We have an employment agreement with our Chief Executive Officer. Under the terms of the employment agreement, in the event that the Chief Executive Officer's employment with us is terminated by us without "Cause" or as a result of his resignation with "Good Reason," (each as defined in the agreement) the Chief Executive Officer will be entitled to (i) receive an amount equal to two times the sum of his then effective base salary plus his target bonus, payable over 24 months in equal
installments, (ii) in certain circumstances, a monthly payment would be made by us of an amount equal to the employer health insurance contribution amount that would have been paid to the Chief Executive Officer for at most 24 months following such termination and (iii) the period of time during which the Chief Executive Officer may exercise his vested stock options shall be extended to the longer of (x) three months after his date of termination or (y) seven days after the commencement of our first open trading window that occurs after the date of termination, but in no event later than the 10-year expiration date of such options. During his employment with us and for two years thereafter, following termination of employment under certain circumstances described in the contract, he will be subject to non-competition and non-solicitation obligations.

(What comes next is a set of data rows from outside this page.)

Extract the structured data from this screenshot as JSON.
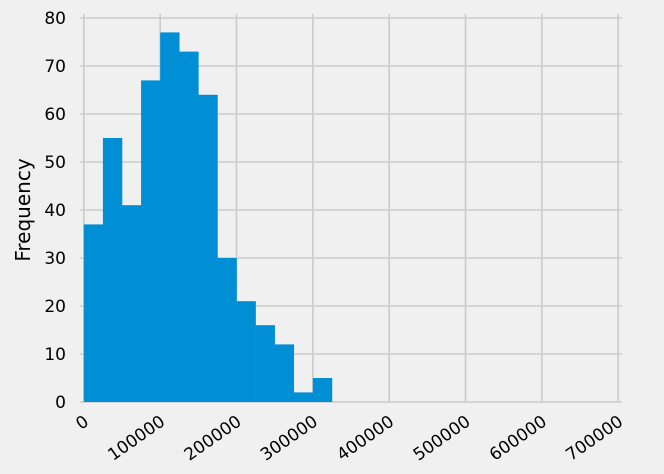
{
  "chart_data": {
    "type": "bar",
    "subtype": "histogram",
    "ylabel": "Frequency",
    "xlabel": "",
    "title": "",
    "grid": true,
    "xlim": [
      -5000,
      705000
    ],
    "ylim": [
      0,
      80
    ],
    "x_ticks": [
      0,
      100000,
      200000,
      300000,
      400000,
      500000,
      600000,
      700000
    ],
    "y_ticks": [
      0,
      10,
      20,
      30,
      40,
      50,
      60,
      70,
      80
    ],
    "bin_width": 25000,
    "bins": [
      {
        "start": 0,
        "count": 37
      },
      {
        "start": 25000,
        "count": 55
      },
      {
        "start": 50000,
        "count": 41
      },
      {
        "start": 75000,
        "count": 67
      },
      {
        "start": 100000,
        "count": 77
      },
      {
        "start": 125000,
        "count": 73
      },
      {
        "start": 150000,
        "count": 64
      },
      {
        "start": 175000,
        "count": 30
      },
      {
        "start": 200000,
        "count": 21
      },
      {
        "start": 225000,
        "count": 16
      },
      {
        "start": 250000,
        "count": 12
      },
      {
        "start": 275000,
        "count": 2
      },
      {
        "start": 300000,
        "count": 5
      }
    ],
    "bar_color": "#008fd5",
    "grid_color": "#cbcbcb",
    "background": "#f0f0f0"
  }
}
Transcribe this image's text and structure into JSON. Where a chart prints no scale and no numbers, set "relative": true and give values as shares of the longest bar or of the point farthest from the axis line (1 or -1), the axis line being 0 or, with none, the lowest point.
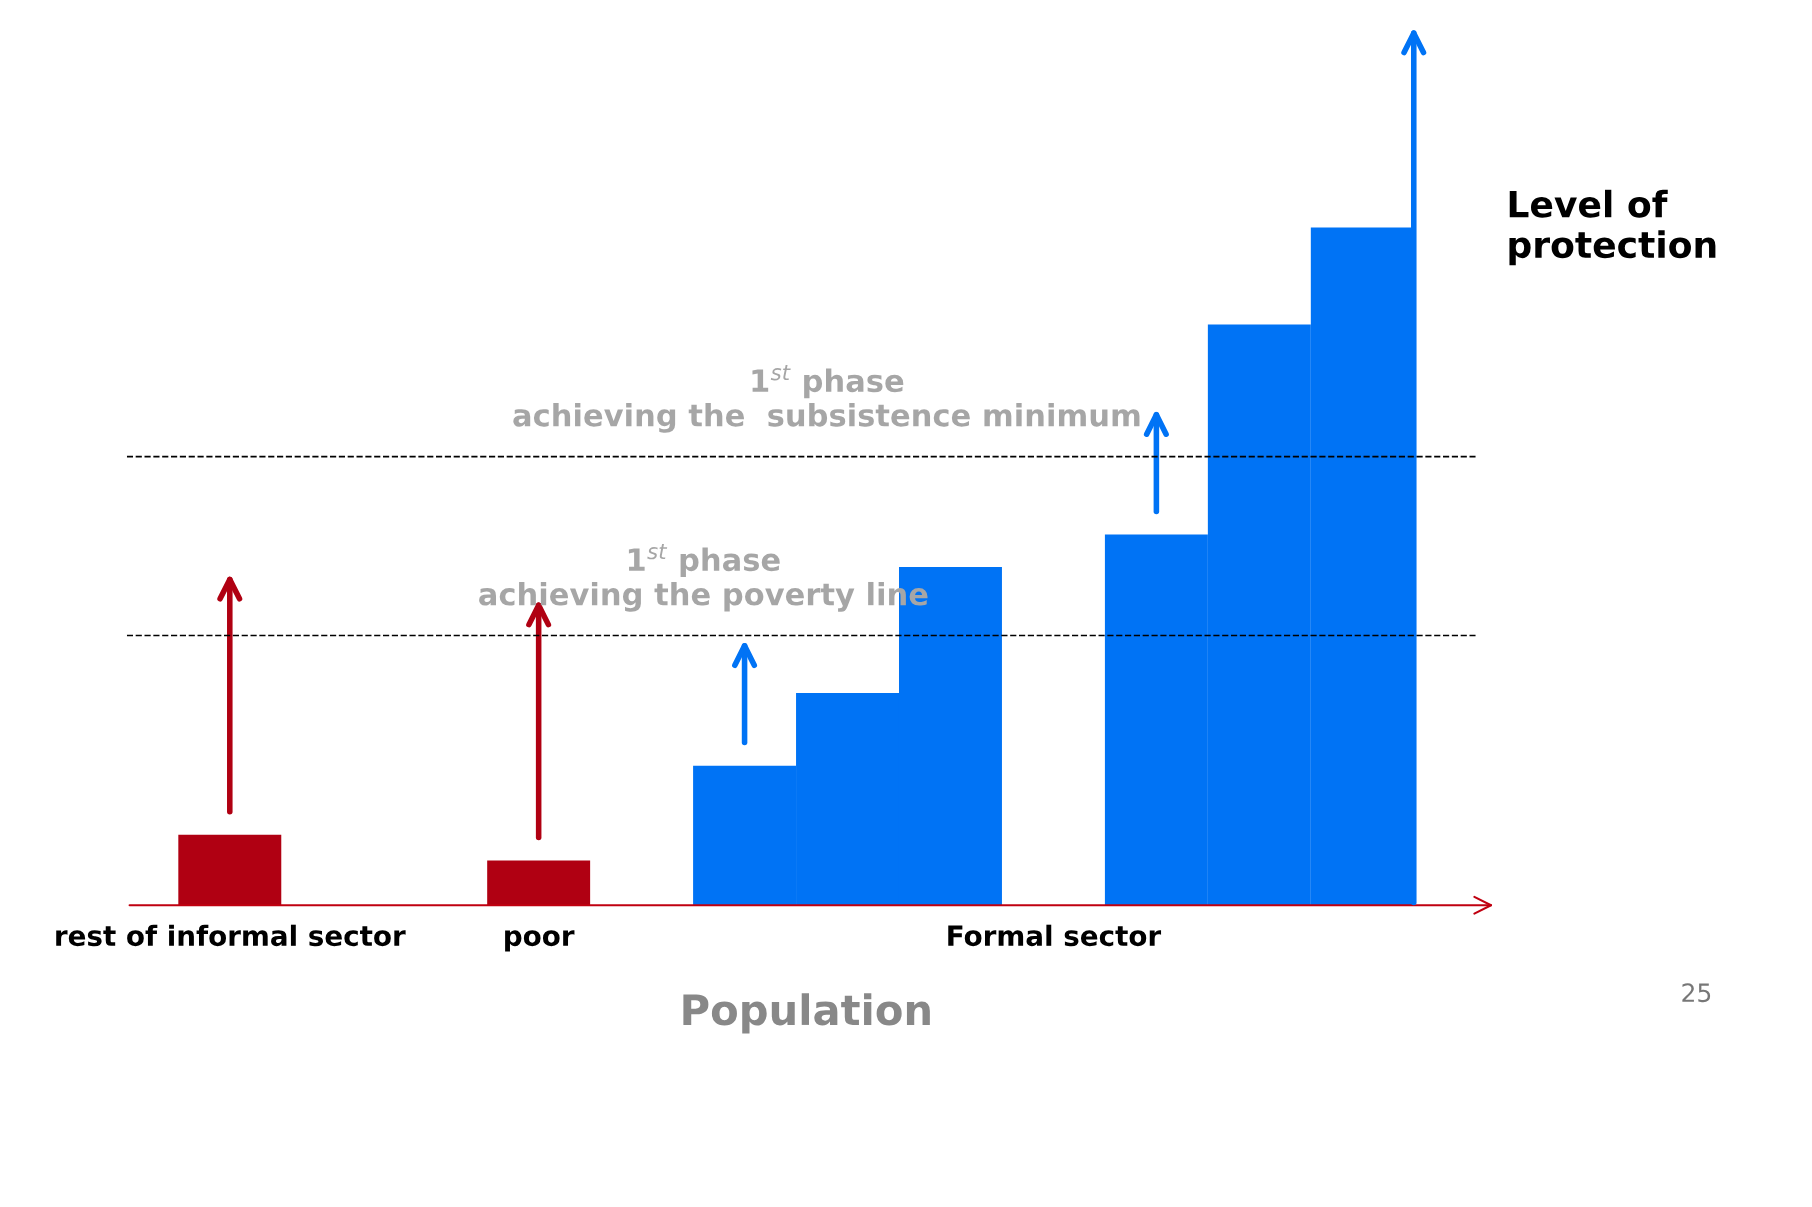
{
  "chart_data": {
    "type": "bar",
    "relative": true,
    "categories": [
      "rest of informal sector",
      null,
      null,
      "poor",
      null,
      null,
      null,
      null,
      "Formal sector",
      null,
      null,
      null
    ],
    "values": [
      0.104,
      null,
      null,
      0.066,
      null,
      0.206,
      0.313,
      0.499,
      null,
      0.547,
      0.857,
      1
    ],
    "colors": [
      "#b00012",
      null,
      null,
      "#b00012",
      null,
      "#0073f5",
      "#0073f5",
      "#0073f5",
      null,
      "#0073f5",
      "#0073f5",
      "#0073f5"
    ],
    "xlabel": "Population",
    "ylabel": "Level of protection",
    "ref_lines": [
      {
        "axis": "y",
        "value": 0.662,
        "label": "1$^{st}$ phase\nachieving the  subsistence minimum",
        "color": "#000000",
        "line_style": "dashed"
      },
      {
        "axis": "y",
        "value": 0.398,
        "label": "1$^{st}$ phase\nachieving the poverty line",
        "color": "#000000",
        "line_style": "dashed"
      }
    ],
    "annotations": [
      "25"
    ],
    "grid": false
  }
}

If a termination under the circumstances described above occurs during the period beginning 60 days prior to the effective date of a definitive agreement that will result in a change in control and ending 18 months after the consummation (closing) of a change in control, then, in lieu of the benefits described in the foregoing paragraph, the Chief Executive Officer will be entitled to (a) the amounts described in clause (i) above, which will be paid in a lump sum in certain circumstances rather than over 24 months, (b) the acceleration and vesting of all outstanding stock-based awards held by the Chief Executive Officer, subject to any performance or metric-based requirements set forth therein which shall be separately determined as set forth in the applicable award agreement and (c) in certain circumstances, a monthly payment by us of an amount equal to the employer health insurance contribution amount that would have been paid to the Chief Executive Officer for at most 24 months following such termination.
We also have employment agreements with several other employees, primarily in foreign jurisdictions. The terms of these employment agreements generally include annual compensation and non-compete clauses.